Langue de procédure : le bulgare

Juridiction de renvoi

Administrativen sad Sofia-grad

Parties dans la procédure au principal

Partie requérante : BT

Partie défenderesse : Balgarska narodna banka

Questions préjudicielles

Résulte-t-il des principes du droit de l’Union d’équivalence et d’effectivité que la juridiction nationale est tenue de qualifier d’office un recours de recours formé sur le fondement d’un manquement aux obligations d’un État membre découlant de l’article 4, paragraphe 3, TUE, lorsque le recours a pour objet la responsabilité extracontractuelle d’un État membre pour des dommages résultant d’une violation du droit de l’Union par une institution d’un État membre, alors

que l’article 4, paragraphe 3, TUE n’est pas expressément indiqué comme fondement juridique dans la requête mais qu’il découle des circonstances du recours que la réparation est demandée pour des dommages résultant de la violation de dispositions du droit de l’Union ;

que la demande en réparation se fonde sur une disposition nationale relative à la responsabilité de l’État pour des dommages résultant d’une activité administrative, responsabilité sans faute et engagée si les conditions suivantes sont remplies : illégalité d’un acte, d’une action ou d’une inaction d’un organe ou d’un employé dans l’exercice de l’activité administrative ou à l’occasion de celle-ci ; intervention d’un dommage matériel ou moral ; lien de causalité direct et immédiat entre le dommage et le comportement illégal de l’organe ;

que, en vertu du droit national de l’État membre concerné, la juridiction est tenue de déterminer d’office le fondement juridique d’un recours en responsabilité de l’État résultant de l’activité exercée par les autorités judiciaires, sur le fondement des circonstances sur lesquelles est basé le recours ?

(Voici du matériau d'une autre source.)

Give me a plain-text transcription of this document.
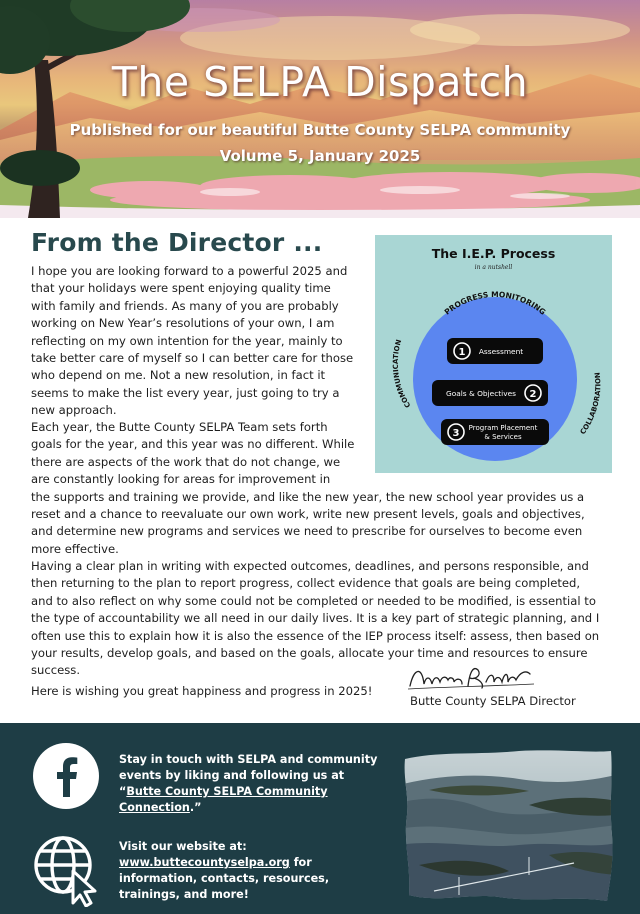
The SELPA Dispatch
Published for our beautiful Butte County SELPA community
Volume 5, January 2025
From the Director ...
I hope you are looking forward to a powerful 2025 and
that your holidays were spent enjoying quality time
with family and friends. As many of you are probably
working on New Year’s resolutions of your own, I am
reflecting on my own intention for the year, mainly to
take better care of myself so I can better care for those
who depend on me. Not a new resolution, in fact it
seems to make the list every year, just going to try a
new approach.
Each year, the Butte County SELPA Team sets forth
goals for the year, and this year was no different. While
there are aspects of the work that do not change, we
are constantly looking for areas for improvement in
the supports and training we provide, and like the new year, the new school year provides us a
reset and a chance to reevaluate our own work, write new present levels, goals and objectives,
and determine new programs and services we need to prescribe for ourselves to become even
more effective.
Having a clear plan in writing with expected outcomes, deadlines, and persons responsible, and
then returning to the plan to report progress, collect evidence that goals are being completed,
and to also reflect on why some could not be completed or needed to be modified, is essential to
the type of accountability we all need in our daily lives. It is a key part of strategic planning, and I
often use this to explain how it is also the essence of the IEP process itself: assess, then based on
your results, develop goals, and based on the goals, allocate your time and resources to ensure
success.
Here is wishing you great happiness and progress in 2025!
The I.E.P. Process
in a nutshell
PROGRESS MONITORING
COMMUNICATION
COLLABORATION
1 Assessment
Goals & Objectives 2
3 Program Placement
& Services
Butte County SELPA Director
Stay in touch with SELPA and community events by liking and following us at “Butte County SELPA Community Connection.”
Visit our website at:
www.buttecountyselpa.org for information, contacts, resources, trainings, and more!
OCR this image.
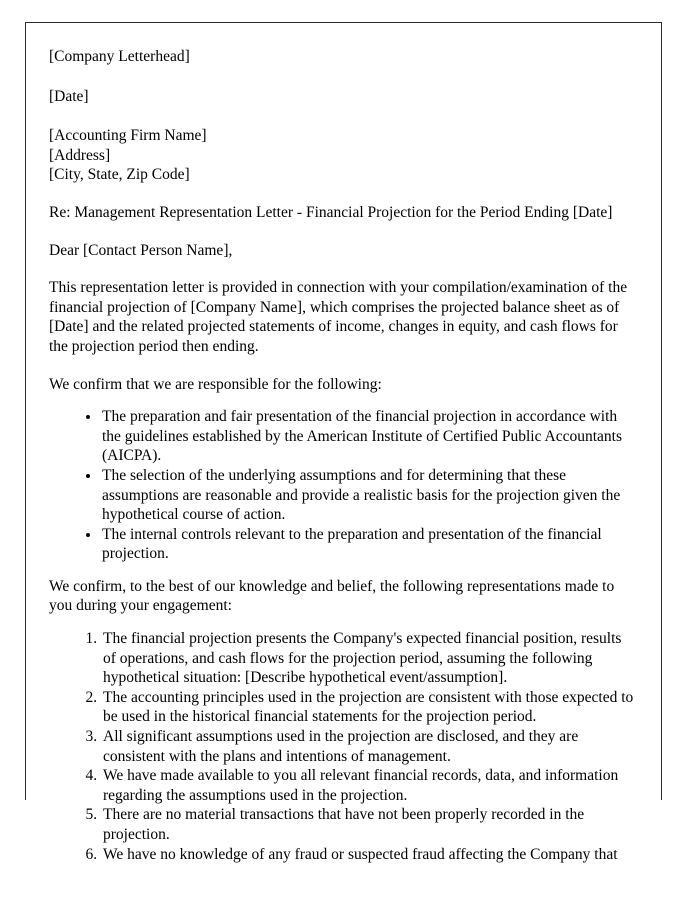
[Company Letterhead]

[Date]

[Accounting Firm Name]

[Address]

[City, State, Zip Code]

Re: Management Representation Letter - Financial Projection for the Period Ending [Date]

Dear [Contact Person Name],

This representation letter is provided in connection with your compilation/examination of the financial projection of [Company Name], which comprises the projected balance sheet as of [Date] and the related projected statements of income, changes in equity, and cash flows for the projection period then ending.

We confirm that we are responsible for the following:

• The preparation and fair presentation of the financial projection in accordance with the guidelines established by the American Institute of Certified Public Accountants (AICPA).
• The selection of the underlying assumptions and for determining that these assumptions are reasonable and provide a realistic basis for the projection given the hypothetical course of action.
• The internal controls relevant to the preparation and presentation of the financial projection.

We confirm, to the best of our knowledge and belief, the following representations made to you during your engagement:

1. The financial projection presents the Company's expected financial position, results of operations, and cash flows for the projection period, assuming the following hypothetical situation: [Describe hypothetical event/assumption].
2. The accounting principles used in the projection are consistent with those expected to be used in the historical financial statements for the projection period.
3. All significant assumptions used in the projection are disclosed, and they are consistent with the plans and intentions of management.
4. We have made available to you all relevant financial records, data, and information regarding the assumptions used in the projection.
5. There are no material transactions that have not been properly recorded in the projection.
6. We have no knowledge of any fraud or suspected fraud affecting the Company that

Résulte-t-il du considérant 27 du règlement (EC) no 1093/201[0] 1 du Parlement européen et du Conseil, du 24 novembre 2010, instituant une Autorité européenne de surveillance (Autorité bancaire européenne) que, dans des circonstances telles que celles du litige au principal, la recommandation adoptée sur le fondement de l’article 17, paragraphe 3, de ce règlement qui constate la commission d’une violation du droit de l’Union par la banque centrale nationale d’un État membre en ce qui concerne les délais pour la restitution des dépôts garantis des déposants auprès de l’établissement de crédit concerné

fonde le droit des déposants auprès de cet établissement de crédit d’invoquer la recommandation devant une juridiction nationale pour fonder un recours en réparation de dommages résultant de cette même violation du droit de l’Union, compte tenu du pouvoir explicite de l’Autorité bancaire européenne de constater une violation du droit de l’Union et du fait que les déposants ne sont pas ni ne peuvent être destinataires de la recommandation et que celle-ci ne produit pas d’effets juridiques directs dans leur chef ?

est valide en ce qui concerne l’exigence selon laquelle la règle violée doit établir des obligations claires et inconditionnelles, compte tenu du fait que l’article 1er, point 3, sous i), de la directive 94/19/CE2 relative aux systèmes de garantie des dépôts, interprété en combinaison avec les considérants 12 et 13 de la même directive, ne contient pas tous les éléments nécessaires pour faire naître une obligation claire et inconditionnelle dans le chef des États membres et ne produit pas de droit direct dans le chef des déposants et compte tenu du fait que cette directive prévoit un niveau minimal d’harmonisation qui ne comprend pas les éléments sur le fondement desquels il y a lieu de procéder à la constatation de l’indisponibilité d’un dépôt et du fait que la recommandation n’est pas fondée par d’autres règles claires et inconditionnelles du droit de l’Union pour ces éléments, notamment concernant l’appréciation du manque de liquidité et l’absence d’une perspective rapprochée de restitution et concernant l’obligation existante d’appliquer des mesures d’intervention préventive et de maintenir l’établissement de crédit en activité ?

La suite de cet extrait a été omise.